We expect the China cost push impact to persist until Q3 FY19E. We cut our FY2019E EPS by 25% and FY2020-21E EPS by ~14% each & also cut TP to Rs 500 (from Rs 540 earlier).
Laurus’ Q4 FY18 revenues were 7% higher than our expectations, led by the ARV segment. However, Ebitda missed our estimates by 14%, due to a combination of (1) Rs 150-160 million gross profit compression due to >80% price hikes for 2 key ARV intermediates sourced from China and (2) Rs 54 million forex loss. We expect the China cost push impact to persist until Q3 FY19E. We cut our FY2019E EPS by 25% and FY2020-21E EPS by ~14% each & also cut TP to Rs 500 (from Rs 540 earlier).
The Q4 revenues were led by strong performance in the ARV segment (+28% vs KIE), and synthesis (+2% vs KIE). However, other segments disappointed with Hep-C down 69% y-o-y (-36% vs KIE). Other APIs declined 45% y-o-y (-55% vs KIE), largely due to customer delays, which will likely be recovered from Q2 FY19 onwards.

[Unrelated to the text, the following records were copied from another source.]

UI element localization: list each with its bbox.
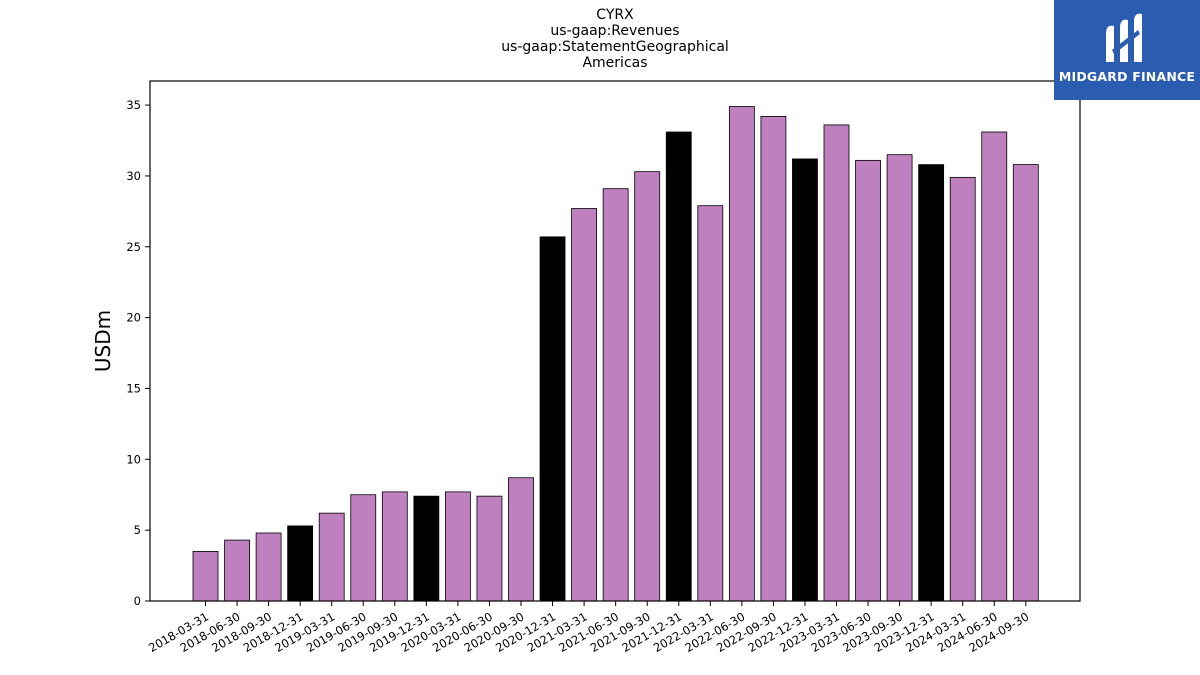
y-tick-label: 20	[126, 311, 141, 325]
chart-subtitle-concept: us-gaap:Revenues	[550, 23, 680, 39]
y-tick-label: 15	[126, 381, 141, 395]
bar-2019-06-30	[350, 494, 377, 602]
bar-2022-09-30	[760, 116, 787, 602]
midgard-logo-icon	[1106, 13, 1142, 62]
bar-2020-12-31	[539, 236, 566, 602]
y-tick-label: 35	[126, 98, 141, 112]
bar-2018-09-30	[255, 532, 282, 602]
bar-2023-03-31	[823, 124, 850, 602]
bar-2020-09-30	[508, 477, 534, 602]
y-tick-label: 25	[126, 240, 141, 254]
plot-frame	[149, 80, 1081, 602]
bar-2019-12-31	[413, 495, 440, 602]
y-tick-label: 5	[134, 523, 141, 537]
bar-2022-12-31	[792, 158, 818, 602]
bar-2018-06-30	[224, 539, 250, 602]
bar-2018-12-31	[287, 525, 314, 602]
bar-2021-12-31	[665, 131, 692, 602]
bar-2022-03-31	[697, 205, 724, 602]
y-tick-label: 30	[126, 169, 141, 183]
bar-2021-09-30	[634, 171, 661, 602]
bar-2020-06-30	[476, 495, 503, 602]
bar-2022-06-30	[728, 106, 755, 602]
logo-text: MIDGARD FINANCE	[1058, 69, 1196, 84]
chart-title: CYRX	[596, 7, 634, 23]
bar-2021-06-30	[602, 188, 629, 602]
bar-2019-03-31	[318, 512, 345, 602]
bar-2021-03-31	[571, 208, 597, 602]
midgard-finance-logo: MIDGARD FINANCE	[1054, 0, 1200, 100]
chart-subtitle-member: Americas	[582, 55, 648, 71]
y-tick-label: 10	[126, 452, 141, 466]
bar-2023-12-31	[918, 164, 945, 602]
bar-2024-06-30	[981, 131, 1008, 602]
bar-2023-09-30	[886, 154, 913, 602]
bar-2020-03-31	[444, 491, 471, 602]
bar-2019-09-30	[381, 491, 408, 602]
y-axis-label: USDm	[91, 310, 115, 372]
bar-2023-06-30	[855, 159, 881, 602]
chart-subtitle-axis: us-gaap:StatementGeographical	[501, 39, 729, 55]
bar-2018-03-31	[192, 551, 219, 602]
bar-2024-03-31	[949, 176, 976, 602]
bar-2024-09-30	[1012, 164, 1039, 602]
y-tick-label: 0	[134, 594, 141, 608]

However, gross margins declined by 300 bps q-o-q, down to 45.2%, fully explained by Rs 150-160 million impact due to China raw material price hikes, with Emtricitabine and Lamivudine intermediates witnessing 80% price hike. A forex loss further worsened the impact on Ebitda margins, which declined to 14.9%, down 590 bps q-o-q (-380 bps vs KIE).

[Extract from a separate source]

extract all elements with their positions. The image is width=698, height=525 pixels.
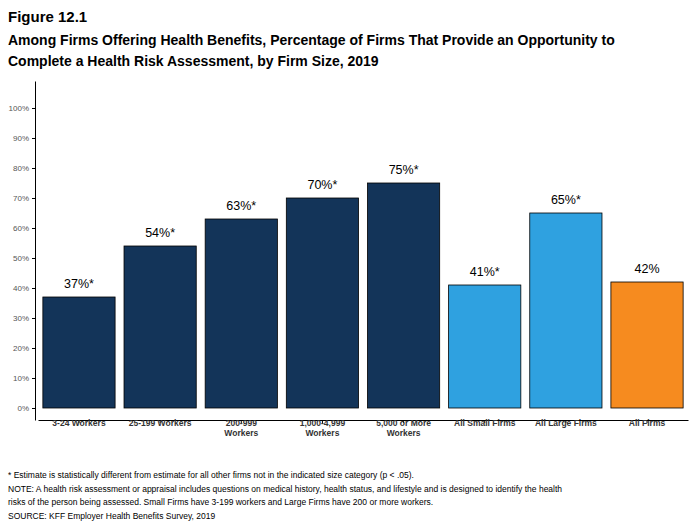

We expect the company to be able to partially offset the China impact in Q2 FY19, which will still have partial sourcing from China (50% dependency) and expect it to be able to fully offset the impact from Q3 FY19, largely through alternate sourcing and backward integration. Only a small benefit from price hikes is expected as a significant portion of its ARV supplies are locked in fixed-price contracts.
Given lower other income, the miss on PAT was higher at 47%. Laurus presents a unique business model offering a hybrid of rapidly growing synthesis business, an emerging formulations business along with a steady ARV business.